The ripple runs across South Asia. India’s grab for US gas tightens spot availability for Bangladesh, Sri Lanka, and Nepal, which lean on Indian or Gulf-sourced cylinders. Petrobangla may chase direct term deals with Qatar; landlocked Nepal, dependent on Indian truckers, would feel any rationing first.
Kirit Parikh, a former energy member of India’s erstwhile Planning Commission, sees the limit: prices should ease as the conflict winds down, but West Asian producers need time to restore capacity, leaving India paying more in the near term. That is the unresolved part of the war-or-structural question. The contract was a head start. Whether the Gulf can ever close it depends on a recovery timeline nobody can yet date.
Beyond the headline
The money trail
The real shift is not just India paying more freight — it is who captures the spread. US Gulf Coast exporters, shipowners, and insurers now bank risks that once sat with Gulf producers. As India hard-codes 2.2 million tonnes a year into term deals, a slice of its household cooking-fuel budget is being redirected from West Asian treasuries into US midstream balance sheets and global shipping income.
The timing
The pivot lands just as India’s LPG demand plateaus after years of Ujjwala-driven growth, and as US export terminals built in the shale boom reach maturity. That coincidence hands New Delhi rare leverage to rewrite supply contracts now, while Gulf producers are distracted by conflict recovery and cannot easily deploy spare capacity to win back share.
The bigger picture
India’s reorientation is a microcosm of a wider energy pattern: security and route diversity now trump pure price optimisation. Importers are quietly paying a premium to cut chokepoint exposure, from Hormuz for LPG to the Red Sea for refined products. Across Western economies, that means higher baseline logistics costs embedded in energy supply chains even without an outright shock.
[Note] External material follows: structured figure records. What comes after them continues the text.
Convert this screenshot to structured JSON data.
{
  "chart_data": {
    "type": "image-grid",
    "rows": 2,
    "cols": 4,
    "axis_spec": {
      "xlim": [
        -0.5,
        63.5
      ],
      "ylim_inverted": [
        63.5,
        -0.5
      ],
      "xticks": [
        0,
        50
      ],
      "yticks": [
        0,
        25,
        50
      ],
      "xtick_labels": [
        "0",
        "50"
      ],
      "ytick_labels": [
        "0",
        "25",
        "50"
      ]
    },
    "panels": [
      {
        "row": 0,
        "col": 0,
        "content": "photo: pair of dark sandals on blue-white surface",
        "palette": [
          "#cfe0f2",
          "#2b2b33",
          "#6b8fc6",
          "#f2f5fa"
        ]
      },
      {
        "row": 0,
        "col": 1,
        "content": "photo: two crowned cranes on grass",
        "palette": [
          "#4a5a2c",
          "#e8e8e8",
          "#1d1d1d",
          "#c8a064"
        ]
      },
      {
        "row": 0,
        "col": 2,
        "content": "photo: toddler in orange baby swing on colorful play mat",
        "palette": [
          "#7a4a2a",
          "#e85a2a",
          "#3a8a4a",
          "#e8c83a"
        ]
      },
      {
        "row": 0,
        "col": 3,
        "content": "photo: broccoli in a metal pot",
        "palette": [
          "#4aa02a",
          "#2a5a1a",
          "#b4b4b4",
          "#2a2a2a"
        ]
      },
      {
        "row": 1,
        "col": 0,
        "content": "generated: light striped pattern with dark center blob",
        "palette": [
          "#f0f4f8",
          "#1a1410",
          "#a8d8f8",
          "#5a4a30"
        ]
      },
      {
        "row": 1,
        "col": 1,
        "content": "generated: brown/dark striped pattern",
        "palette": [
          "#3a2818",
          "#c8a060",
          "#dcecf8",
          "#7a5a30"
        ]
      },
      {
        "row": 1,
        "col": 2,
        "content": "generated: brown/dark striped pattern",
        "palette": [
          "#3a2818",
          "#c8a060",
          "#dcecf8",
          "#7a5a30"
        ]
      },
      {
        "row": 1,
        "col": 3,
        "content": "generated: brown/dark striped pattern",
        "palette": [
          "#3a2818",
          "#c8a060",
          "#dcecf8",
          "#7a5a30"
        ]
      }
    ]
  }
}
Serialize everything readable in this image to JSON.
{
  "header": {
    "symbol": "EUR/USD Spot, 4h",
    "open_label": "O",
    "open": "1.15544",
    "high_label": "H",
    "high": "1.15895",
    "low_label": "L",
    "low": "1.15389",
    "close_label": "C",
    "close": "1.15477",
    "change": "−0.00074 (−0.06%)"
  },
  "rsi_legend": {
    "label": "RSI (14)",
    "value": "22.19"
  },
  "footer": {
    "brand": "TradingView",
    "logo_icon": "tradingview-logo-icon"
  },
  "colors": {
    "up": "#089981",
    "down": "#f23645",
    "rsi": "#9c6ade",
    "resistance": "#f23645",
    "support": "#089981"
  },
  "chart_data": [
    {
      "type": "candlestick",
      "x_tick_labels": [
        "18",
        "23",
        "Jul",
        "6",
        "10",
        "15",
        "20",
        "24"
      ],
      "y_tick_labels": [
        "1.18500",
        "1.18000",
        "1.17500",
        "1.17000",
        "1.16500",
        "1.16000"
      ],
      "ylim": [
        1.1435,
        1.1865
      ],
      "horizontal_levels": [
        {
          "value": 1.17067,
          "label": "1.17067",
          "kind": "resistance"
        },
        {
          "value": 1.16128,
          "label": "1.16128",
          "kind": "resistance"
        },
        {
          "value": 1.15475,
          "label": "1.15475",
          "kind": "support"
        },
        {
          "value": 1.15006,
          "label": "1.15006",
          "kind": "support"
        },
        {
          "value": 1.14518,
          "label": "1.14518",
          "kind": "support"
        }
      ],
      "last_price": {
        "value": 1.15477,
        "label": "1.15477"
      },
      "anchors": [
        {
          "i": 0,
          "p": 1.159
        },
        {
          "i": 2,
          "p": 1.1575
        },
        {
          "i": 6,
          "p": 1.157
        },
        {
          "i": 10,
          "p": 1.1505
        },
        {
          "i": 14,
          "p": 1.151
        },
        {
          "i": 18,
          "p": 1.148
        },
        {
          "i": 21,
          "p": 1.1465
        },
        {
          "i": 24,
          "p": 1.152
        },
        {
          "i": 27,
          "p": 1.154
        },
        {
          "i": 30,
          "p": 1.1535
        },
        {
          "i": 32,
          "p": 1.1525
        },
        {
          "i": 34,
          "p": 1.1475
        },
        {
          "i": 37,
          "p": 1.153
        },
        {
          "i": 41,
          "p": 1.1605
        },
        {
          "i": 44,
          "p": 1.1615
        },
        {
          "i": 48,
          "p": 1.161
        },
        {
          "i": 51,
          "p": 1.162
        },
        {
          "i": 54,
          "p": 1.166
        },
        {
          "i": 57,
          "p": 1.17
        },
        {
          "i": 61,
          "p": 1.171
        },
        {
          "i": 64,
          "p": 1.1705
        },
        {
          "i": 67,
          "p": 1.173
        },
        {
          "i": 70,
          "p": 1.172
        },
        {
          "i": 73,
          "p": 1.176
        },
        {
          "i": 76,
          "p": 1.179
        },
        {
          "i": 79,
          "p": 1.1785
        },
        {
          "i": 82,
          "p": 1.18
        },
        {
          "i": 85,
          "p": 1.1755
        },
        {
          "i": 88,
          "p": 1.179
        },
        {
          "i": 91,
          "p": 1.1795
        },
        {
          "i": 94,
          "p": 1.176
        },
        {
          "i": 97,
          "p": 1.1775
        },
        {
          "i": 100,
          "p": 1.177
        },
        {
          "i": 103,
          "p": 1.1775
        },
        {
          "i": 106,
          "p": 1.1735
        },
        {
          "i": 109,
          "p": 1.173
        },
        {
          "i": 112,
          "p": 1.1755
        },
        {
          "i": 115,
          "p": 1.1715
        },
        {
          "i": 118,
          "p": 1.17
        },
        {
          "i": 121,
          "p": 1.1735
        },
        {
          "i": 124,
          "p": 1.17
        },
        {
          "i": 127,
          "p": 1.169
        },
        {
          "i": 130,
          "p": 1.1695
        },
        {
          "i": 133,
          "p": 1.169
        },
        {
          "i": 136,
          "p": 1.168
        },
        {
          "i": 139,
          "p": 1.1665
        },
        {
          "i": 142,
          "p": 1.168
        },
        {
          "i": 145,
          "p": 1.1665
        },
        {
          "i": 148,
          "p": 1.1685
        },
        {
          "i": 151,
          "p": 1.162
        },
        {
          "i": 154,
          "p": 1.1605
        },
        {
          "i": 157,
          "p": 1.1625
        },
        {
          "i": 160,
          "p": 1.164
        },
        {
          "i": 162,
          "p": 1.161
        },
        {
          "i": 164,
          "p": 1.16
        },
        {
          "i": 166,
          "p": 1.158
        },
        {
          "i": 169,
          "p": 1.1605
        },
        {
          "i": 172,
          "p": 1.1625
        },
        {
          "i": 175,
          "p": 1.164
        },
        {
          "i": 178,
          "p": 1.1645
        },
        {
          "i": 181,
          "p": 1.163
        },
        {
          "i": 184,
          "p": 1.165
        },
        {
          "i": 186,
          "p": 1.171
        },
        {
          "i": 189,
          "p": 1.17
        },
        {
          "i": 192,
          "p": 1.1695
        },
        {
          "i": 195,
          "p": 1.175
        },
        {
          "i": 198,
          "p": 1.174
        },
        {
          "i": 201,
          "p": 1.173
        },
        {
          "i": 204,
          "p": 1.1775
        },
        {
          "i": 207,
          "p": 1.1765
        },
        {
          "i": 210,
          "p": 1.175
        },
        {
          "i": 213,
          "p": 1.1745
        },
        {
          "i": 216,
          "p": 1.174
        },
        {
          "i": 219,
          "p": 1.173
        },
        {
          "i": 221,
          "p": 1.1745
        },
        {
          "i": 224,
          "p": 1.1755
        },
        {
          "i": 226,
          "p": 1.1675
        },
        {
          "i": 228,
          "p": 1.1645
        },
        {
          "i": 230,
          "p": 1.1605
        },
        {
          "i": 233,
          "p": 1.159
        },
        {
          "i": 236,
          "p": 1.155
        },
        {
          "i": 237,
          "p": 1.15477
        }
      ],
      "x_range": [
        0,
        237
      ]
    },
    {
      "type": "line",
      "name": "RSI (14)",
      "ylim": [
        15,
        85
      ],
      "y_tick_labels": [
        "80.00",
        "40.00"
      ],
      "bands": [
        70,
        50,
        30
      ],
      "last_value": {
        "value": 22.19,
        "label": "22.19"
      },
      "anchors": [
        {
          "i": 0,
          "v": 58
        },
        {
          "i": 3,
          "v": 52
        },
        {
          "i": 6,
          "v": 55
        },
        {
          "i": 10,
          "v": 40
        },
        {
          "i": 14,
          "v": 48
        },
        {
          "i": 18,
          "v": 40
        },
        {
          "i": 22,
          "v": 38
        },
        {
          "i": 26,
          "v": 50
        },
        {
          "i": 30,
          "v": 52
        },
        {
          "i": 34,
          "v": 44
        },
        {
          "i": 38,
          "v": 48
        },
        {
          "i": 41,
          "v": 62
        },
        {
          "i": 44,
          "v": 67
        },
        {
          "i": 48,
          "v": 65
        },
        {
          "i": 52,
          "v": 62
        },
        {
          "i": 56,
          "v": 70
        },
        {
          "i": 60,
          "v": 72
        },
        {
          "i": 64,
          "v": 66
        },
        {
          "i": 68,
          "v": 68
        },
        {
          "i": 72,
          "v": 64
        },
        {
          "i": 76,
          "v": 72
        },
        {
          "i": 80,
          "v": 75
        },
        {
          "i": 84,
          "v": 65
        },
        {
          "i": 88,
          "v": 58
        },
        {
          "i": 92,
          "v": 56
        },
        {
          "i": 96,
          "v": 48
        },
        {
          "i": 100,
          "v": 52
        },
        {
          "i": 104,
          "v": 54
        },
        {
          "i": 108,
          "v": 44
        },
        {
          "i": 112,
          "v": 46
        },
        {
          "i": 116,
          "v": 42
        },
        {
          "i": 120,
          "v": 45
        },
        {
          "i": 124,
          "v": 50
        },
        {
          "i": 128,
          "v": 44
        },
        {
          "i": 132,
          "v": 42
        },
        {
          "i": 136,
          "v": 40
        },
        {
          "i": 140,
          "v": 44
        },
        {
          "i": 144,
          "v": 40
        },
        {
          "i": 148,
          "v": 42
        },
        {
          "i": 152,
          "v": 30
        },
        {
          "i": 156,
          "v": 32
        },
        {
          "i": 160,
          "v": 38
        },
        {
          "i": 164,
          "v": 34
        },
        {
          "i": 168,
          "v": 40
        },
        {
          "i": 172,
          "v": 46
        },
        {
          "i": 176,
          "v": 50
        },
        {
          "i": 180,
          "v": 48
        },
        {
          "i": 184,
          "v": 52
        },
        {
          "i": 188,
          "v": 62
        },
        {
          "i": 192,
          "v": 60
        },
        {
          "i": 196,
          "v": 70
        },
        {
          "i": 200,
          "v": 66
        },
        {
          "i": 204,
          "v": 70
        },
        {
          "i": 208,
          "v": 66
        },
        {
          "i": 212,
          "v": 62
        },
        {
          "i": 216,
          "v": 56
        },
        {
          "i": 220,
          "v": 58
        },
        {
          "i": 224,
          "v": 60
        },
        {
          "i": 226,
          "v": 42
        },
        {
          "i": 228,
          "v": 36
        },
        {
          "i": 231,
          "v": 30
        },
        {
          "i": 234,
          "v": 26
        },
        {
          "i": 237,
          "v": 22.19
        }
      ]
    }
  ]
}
Three things worth watching before mid-July
With the next Saudi Aramco price circular and India’s PPAC import bulletin both due by mid-July 2026, the data that settles the war-or-structural question is close.
- Energy and commodity investors
Track the US Energy Information Administration’s weekly propane export data at eia.gov. Gulf Coast volumes hit a record near 2.6 million barrels a day in the first quarter of 2026. If shipments stay elevated through July, it signals sustained buyer demand and supports US midstream and VLGC names.
- India-exposed equity and credit holders
Watch PPAC’s monthly LPG bulletin at ppac.gov.in. If the US share holds above 25–30% in the mid-July release, the reallocation is structural, not temporary — and Indian downstream refiner margins stay under freight pressure for the next 6 to 12 months.
- Supply-chain and shipping desks
Monitor the end-June Saudi Aramco Contract Price for propane and butane. June’s benchmark sat at $760 a tonne for propane. A material easing points to Gulf risk premiums normalising; a flat or higher print means longer-haul US cargoes and elevated freight stay India’s default.
Explainer
- LPG
- Liquefied petroleum gas, mainly propane and butane, stored under pressure as a liquid and used across India as cooking fuel. India consumes roughly 33 million tonnes a year and imports about 65% of it. Unlike piped natural gas, LPG ships in pressurised carriers, which makes long-haul freight from the US Gulf far costlier per tonne than short Gulf voyages.
- PPAC
- The Petroleum Planning and Analysis Cell, a body under India’s Ministry of Petroleum and Natural Gas that publishes official oil and gas trade data. Its monthly reviews are the primary source for India’s import volumes, supplier mix, and import bills. Its mid-July 2026 bulletin will be the first official read on whether the US share of India’s LPG basket has held above pre-war levels.
- Saudi Aramco Contract Price
- A monthly benchmark set by Saudi Aramco that prices most term LPG sales across Asia. It rose 46% between February and June 2026 as the conflict squeezed Gulf supply. Because Indian term contracts are tied to this benchmark, the CP effectively sets the floor under what Indian households pay for cooking gas, regardless of which country the cargo sails from.